The aim of these closing words is to attempt to draw together the range of ideas presented by Professor Spencer's team today and to comment on some of the policy issues these findings raise for any possible dental program.

Today we heard that dental disease is leading to a substantial burden of disability which is particularly severe for health card holders.

These same health card holders see a dentist less frequently than the wider community and, when they do attend, it is far more likely to be for a dental emergency rather than for a dental check-up.

It also appears that individuals who attend for a specific problem are more likely to receive an extraction than a restorative solution for their problem, further adding to their level of disadvantage.

Health card holders clearly cannot afford regular private dental care and it should be no surprise that they delay treatment until they have a problem.

In the face of significant direct costs in the private sector, and public dental services with long waiting lists, the patient and the dentist together have been choosing the extraction of teeth as a cheap, fast "solution".  Our patients come expecting extractions and, in a sense, we are co¬≠ operating.

If a central part of our task is to reduce the degree to which health card holders are having teeth extracted, how might this be achieved?

The fact is that most health card holders go to the dentist at some stage within a five year period, commonly to receive an extraction to "resolve" their dental problem.  If a restorative solution for the problem is provided for these emergency episodes, then we have taken one step forward.

However, a restorative solution may only be attractive to the patient and the dentist if there is a realistic possibility that the patient will have adequate access to affordable maintenance care.  So improved access to emergency dental care may only reduce the number of dental extractions if patients and dentists feel that ongoing care is possible.  There needs to be a mechanism for patients with dental emergencies to be retained to receive ongoing dental maintenance care.

This ongoing care would need to include regular dental examinations and basic restorative and preventive services.

The most appropriate balance of ,basic restorative and preventive dental services should be the , subject of extensive discussion and ongoing evaluation.  However, motivational theory suggests that people are more likely to change their behaviour if they feel that this change will achieve something.  Most dentate health card holders have a significant amount of untreated dental decay and the fact is that changes in personal preventive behaviour are not likely to be enough to restore them to health.

However, once they feel that there is realistic access to ongoing care, then I believe that they will be far more likely to respond to preventive messages.

It is also important to understand that the task is not to provide cheap dental care to reduce waiting lists.  It is quite possible to treat large numbers of patients but increase the socially based inequalities described to us today.  However, it is equally true that, unless we get to a large proportion of the eligible group we are unlikely to have a significant effect  on their dental health.

This balance between the amount (and profile) of dental care provided and the number of patients treated will require thoughtful dental programs and ongoing evaluation.  For example, a nationwide dental health promotion program could spend a great deal of money and have no effect on dental health.  Similarly, a treatment profile with an emphasis on clinical prevention and dental health education might result in greater or poorer dental health outcomes than programs with a focus on simple restorative care in the first instance.

I would argue that specific questions such as these should be addressed by ongoing program evaluation and by establishing and evaluating demonstration programs, as was suggested by a couple of the discussion groups today.

One issue that has not been addressed today is the efficiency of any programs which might be considered.  Much of any dental program could be provided through the private sector.  However, there is a considerable body of opinion that a salaried service will result in a more targeted and economical program.  Similarly, many argue that a far greater use of dental auxiliaries would be the only way in which a substantial public dental service can attract sufficient staff.

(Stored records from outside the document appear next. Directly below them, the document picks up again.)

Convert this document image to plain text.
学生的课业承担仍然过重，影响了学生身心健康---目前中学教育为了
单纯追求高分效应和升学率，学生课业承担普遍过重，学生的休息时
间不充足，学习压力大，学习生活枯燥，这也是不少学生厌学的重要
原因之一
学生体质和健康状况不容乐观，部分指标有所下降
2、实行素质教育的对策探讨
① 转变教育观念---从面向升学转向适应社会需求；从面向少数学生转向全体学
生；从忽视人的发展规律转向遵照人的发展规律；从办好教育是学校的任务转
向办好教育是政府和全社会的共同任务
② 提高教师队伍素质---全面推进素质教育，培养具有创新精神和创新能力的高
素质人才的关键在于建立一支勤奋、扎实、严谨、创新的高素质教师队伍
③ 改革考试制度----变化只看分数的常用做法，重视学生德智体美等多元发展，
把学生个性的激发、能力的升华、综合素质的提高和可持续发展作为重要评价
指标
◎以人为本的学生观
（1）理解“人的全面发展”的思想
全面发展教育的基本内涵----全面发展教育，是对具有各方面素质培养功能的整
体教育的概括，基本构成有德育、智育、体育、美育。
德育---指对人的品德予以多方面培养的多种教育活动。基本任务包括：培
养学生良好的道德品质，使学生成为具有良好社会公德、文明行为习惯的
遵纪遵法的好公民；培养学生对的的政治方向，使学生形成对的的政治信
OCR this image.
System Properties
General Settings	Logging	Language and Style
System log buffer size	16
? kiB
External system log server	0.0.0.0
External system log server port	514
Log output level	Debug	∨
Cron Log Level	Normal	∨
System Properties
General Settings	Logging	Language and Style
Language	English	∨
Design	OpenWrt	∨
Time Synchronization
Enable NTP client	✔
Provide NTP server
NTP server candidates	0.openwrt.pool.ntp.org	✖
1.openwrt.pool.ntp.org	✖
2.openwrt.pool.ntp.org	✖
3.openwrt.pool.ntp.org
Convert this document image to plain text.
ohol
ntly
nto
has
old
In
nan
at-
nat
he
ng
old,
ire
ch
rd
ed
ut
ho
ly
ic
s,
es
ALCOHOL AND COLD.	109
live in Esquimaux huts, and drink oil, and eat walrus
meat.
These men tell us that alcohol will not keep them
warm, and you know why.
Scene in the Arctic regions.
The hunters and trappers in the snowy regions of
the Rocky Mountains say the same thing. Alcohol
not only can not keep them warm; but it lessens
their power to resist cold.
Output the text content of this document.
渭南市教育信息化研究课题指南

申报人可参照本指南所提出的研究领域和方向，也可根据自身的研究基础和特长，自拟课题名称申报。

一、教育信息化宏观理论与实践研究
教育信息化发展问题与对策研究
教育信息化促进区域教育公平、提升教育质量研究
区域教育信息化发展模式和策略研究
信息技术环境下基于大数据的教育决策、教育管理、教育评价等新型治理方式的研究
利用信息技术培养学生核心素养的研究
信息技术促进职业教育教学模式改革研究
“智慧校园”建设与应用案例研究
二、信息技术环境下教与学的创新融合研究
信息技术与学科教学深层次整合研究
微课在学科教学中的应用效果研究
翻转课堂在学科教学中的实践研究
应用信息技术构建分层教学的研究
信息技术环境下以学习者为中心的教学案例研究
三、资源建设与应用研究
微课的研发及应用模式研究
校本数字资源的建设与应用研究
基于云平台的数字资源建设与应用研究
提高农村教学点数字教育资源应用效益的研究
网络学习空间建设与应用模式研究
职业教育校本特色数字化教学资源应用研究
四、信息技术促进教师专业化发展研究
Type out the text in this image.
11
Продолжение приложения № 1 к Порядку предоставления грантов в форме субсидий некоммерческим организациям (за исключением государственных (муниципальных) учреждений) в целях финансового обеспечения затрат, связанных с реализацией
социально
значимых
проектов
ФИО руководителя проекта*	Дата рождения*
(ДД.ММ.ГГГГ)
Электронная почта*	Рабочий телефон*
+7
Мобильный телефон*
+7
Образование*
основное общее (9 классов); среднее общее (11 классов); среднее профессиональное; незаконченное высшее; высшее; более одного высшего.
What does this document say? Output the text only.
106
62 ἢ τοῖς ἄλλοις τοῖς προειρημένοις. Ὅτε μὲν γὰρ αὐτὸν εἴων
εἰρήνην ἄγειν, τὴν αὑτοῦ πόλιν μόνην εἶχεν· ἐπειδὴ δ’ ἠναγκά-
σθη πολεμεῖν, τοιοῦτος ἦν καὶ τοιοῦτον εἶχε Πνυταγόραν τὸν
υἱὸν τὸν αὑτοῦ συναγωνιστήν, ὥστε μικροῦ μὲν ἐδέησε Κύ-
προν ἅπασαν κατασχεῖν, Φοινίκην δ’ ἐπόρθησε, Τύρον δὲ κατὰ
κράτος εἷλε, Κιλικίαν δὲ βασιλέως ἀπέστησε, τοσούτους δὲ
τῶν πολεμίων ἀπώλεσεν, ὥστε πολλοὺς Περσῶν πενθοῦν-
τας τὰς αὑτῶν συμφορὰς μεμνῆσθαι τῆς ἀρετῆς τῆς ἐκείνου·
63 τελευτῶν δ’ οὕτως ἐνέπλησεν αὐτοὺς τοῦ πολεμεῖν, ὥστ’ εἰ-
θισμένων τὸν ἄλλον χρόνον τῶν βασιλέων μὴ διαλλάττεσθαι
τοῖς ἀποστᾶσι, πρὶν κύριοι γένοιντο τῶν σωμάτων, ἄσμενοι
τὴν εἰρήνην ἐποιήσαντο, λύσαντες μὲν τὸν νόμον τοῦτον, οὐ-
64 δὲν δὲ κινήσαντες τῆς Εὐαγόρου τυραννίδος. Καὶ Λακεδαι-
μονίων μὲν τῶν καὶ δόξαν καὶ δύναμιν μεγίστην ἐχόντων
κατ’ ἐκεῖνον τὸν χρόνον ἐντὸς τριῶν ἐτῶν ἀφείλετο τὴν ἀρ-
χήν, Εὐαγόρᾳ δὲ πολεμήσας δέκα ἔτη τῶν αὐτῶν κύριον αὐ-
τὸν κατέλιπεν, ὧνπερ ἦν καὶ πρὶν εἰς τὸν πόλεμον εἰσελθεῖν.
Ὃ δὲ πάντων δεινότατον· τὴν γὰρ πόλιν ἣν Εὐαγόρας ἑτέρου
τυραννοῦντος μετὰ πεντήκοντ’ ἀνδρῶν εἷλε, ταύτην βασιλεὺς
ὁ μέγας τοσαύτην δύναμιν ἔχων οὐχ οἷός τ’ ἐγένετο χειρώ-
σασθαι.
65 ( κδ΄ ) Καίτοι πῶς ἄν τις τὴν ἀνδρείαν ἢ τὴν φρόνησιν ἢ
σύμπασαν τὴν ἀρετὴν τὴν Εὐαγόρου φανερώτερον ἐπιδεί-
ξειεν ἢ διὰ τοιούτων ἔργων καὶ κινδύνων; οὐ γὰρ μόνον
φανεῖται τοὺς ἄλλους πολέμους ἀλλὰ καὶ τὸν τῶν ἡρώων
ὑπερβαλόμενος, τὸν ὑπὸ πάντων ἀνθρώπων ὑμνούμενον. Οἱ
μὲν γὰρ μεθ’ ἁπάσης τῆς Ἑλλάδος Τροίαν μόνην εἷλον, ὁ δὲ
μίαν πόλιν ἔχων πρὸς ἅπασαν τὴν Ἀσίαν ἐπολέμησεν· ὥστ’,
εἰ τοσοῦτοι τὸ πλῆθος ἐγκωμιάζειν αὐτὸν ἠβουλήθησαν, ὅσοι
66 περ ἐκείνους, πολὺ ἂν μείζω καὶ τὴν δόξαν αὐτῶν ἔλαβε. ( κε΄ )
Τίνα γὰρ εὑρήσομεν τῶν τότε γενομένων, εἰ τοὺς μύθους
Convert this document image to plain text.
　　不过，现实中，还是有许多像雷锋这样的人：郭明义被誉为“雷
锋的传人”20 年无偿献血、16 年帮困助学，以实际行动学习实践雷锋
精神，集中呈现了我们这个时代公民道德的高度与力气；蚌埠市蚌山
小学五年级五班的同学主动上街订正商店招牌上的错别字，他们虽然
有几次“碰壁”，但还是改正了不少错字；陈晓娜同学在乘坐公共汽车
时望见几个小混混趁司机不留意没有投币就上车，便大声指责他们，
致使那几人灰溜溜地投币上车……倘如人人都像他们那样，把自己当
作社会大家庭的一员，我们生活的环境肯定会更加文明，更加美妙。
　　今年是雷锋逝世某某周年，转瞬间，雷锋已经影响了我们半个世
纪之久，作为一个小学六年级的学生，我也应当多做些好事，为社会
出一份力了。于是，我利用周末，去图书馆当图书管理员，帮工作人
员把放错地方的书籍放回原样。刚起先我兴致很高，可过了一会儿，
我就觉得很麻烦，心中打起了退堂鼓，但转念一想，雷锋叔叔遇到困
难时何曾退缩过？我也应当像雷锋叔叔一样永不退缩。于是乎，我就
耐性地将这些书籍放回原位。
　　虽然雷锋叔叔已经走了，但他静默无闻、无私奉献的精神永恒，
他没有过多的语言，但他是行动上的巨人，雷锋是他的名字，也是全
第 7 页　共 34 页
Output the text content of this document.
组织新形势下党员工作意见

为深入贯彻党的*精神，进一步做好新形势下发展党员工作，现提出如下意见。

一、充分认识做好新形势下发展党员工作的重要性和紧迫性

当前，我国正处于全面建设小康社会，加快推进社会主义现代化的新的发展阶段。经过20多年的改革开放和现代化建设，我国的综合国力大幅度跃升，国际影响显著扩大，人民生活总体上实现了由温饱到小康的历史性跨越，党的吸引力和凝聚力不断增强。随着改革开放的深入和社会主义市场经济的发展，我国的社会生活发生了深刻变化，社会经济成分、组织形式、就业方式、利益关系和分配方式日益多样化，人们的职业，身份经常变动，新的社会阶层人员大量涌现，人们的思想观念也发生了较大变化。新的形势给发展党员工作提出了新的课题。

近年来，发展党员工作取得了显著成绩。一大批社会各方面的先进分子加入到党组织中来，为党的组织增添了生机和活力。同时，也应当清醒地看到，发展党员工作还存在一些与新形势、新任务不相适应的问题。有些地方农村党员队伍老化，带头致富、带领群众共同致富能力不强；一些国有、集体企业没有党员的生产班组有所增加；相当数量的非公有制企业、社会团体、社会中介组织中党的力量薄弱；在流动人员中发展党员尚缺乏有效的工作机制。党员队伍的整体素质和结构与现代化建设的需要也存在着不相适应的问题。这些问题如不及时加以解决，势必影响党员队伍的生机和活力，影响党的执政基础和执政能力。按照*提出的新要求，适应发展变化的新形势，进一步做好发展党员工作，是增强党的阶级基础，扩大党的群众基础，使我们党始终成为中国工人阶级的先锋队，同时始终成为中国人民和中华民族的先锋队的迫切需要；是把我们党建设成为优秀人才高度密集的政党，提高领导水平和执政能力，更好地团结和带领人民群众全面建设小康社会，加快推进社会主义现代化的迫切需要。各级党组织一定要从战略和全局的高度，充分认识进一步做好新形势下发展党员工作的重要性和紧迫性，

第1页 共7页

These issues are also probably best addressed using demonstration programs within a broader nationwide scheme.

I also feel it is important to recognise how much we owe to Professor Spencer's team. The initial summary of the severe socially based inequalities in dental health in Australia, described in the National Health Strategy paper, was largely based on the work of the AIHW team.  Today's presentation of data, collected within impossible deadlines, has provided us a far richer picture of this issue and is the first part of ensuring that we target the real "problems" efficiently and effectively.  We owe them a great deal.